Na decisão que acolheu a inconstitucionalidade da emenda pretendida pela Câmara de Paracatu, o desembargador Alberto Vilas Boas, relator do voto divergente, chama atenção para o papel essencial da fiscalização exercida pelos vereadores. Segundo ele:
“Não se pode recusar ao Vereador a possibilidade de exercer prerrogativa que é possível de ser estendida ao cidadão, dentro da perspectiva proposta pelo art. 5º, XXXIII, CF, e as regras previstas na Lei de Acesso à Informação.”
E segue:
“O direito inerente ao parlamentar de obter informações e esclarecimentos que possam contribuir para a mais ampla fiscalização dos atos do poder público não pode ficar subordinado somente a um momento futuro — o do controle externo que o Poder Legislativo exercerá quando receber o parecer do Tribunal de Contas — que, nem sempre, é síncrono com a falha ou ilegalidade cometida pela Administração.”

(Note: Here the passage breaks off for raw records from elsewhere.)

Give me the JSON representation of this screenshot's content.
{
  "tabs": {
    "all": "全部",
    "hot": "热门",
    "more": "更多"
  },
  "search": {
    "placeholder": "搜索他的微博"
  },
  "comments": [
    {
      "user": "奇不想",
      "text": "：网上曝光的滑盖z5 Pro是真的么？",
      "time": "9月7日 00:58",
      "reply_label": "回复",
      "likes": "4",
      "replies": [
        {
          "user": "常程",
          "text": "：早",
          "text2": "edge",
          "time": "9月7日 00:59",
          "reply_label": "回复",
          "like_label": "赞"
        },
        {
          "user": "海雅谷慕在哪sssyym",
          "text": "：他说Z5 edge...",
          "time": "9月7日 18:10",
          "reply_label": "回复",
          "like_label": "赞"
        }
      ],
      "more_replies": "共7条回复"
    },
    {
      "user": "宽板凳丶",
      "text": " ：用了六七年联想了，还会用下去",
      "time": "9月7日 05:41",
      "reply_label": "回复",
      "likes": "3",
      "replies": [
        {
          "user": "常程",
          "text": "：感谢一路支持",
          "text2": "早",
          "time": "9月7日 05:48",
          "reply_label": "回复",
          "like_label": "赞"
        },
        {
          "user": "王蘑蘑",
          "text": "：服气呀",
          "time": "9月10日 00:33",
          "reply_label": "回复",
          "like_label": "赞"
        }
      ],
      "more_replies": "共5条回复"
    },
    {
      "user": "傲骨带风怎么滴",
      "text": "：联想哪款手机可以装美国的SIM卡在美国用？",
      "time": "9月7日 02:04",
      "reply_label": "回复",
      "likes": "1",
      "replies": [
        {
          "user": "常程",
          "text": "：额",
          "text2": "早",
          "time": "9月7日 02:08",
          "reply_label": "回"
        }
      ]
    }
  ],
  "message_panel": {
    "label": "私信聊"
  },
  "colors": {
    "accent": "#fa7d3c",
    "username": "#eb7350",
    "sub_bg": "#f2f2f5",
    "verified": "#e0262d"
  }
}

Embora o voto tenha sido vencido no julgamento, o posicionamento do desembargador reforça a visão de que a atuação fiscalizatória dos parlamentares é fundamental para a transparência e o controle do poder público — o que, ironicamente, contradiz o objetivo do prefeito ao citar o caso.
Fiscalização incomoda o Executivo
O vereador Luiz Carlos de Ipoema tem sido uma das vozes mais ativas na fiscalização das ações da Prefeitura. Ele vem apurando contratos, obras e denúncias envolvendo a gestão municipal. Até o momento, não há qualquer prova de que tenha ultrapassado os limites legais de sua função ou invadido áreas restritas da administração pública.
Nesse contexto, os ofícios encaminhados por Marco Lage parecem mais uma tentativa de intimidar o parlamentar e limitar sua atuação, do que uma ação amparada na legalidade.
Câmara deve reagir ou silenciar?
Agora, a responsabilidade está nas mãos da Mesa Diretora da Câmara Municipal. Diante da constatação de que a jurisprudência apresentada era falsa, e de que não houve uma correção real por parte do prefeito, o Legislativo deve decidir se exigirá os dados corretos da suposta decisão citada inicialmente, ou se permitirá que o caso seja contornado com um ofício genérico e sem reparos concretos.
Trata-se de um teste de integridade institucional: vai a Câmara agir em defesa da legalidade e da autonomia parlamentar, ou optará por fazer vista grossa diante de uma manobra que pode configurar crime?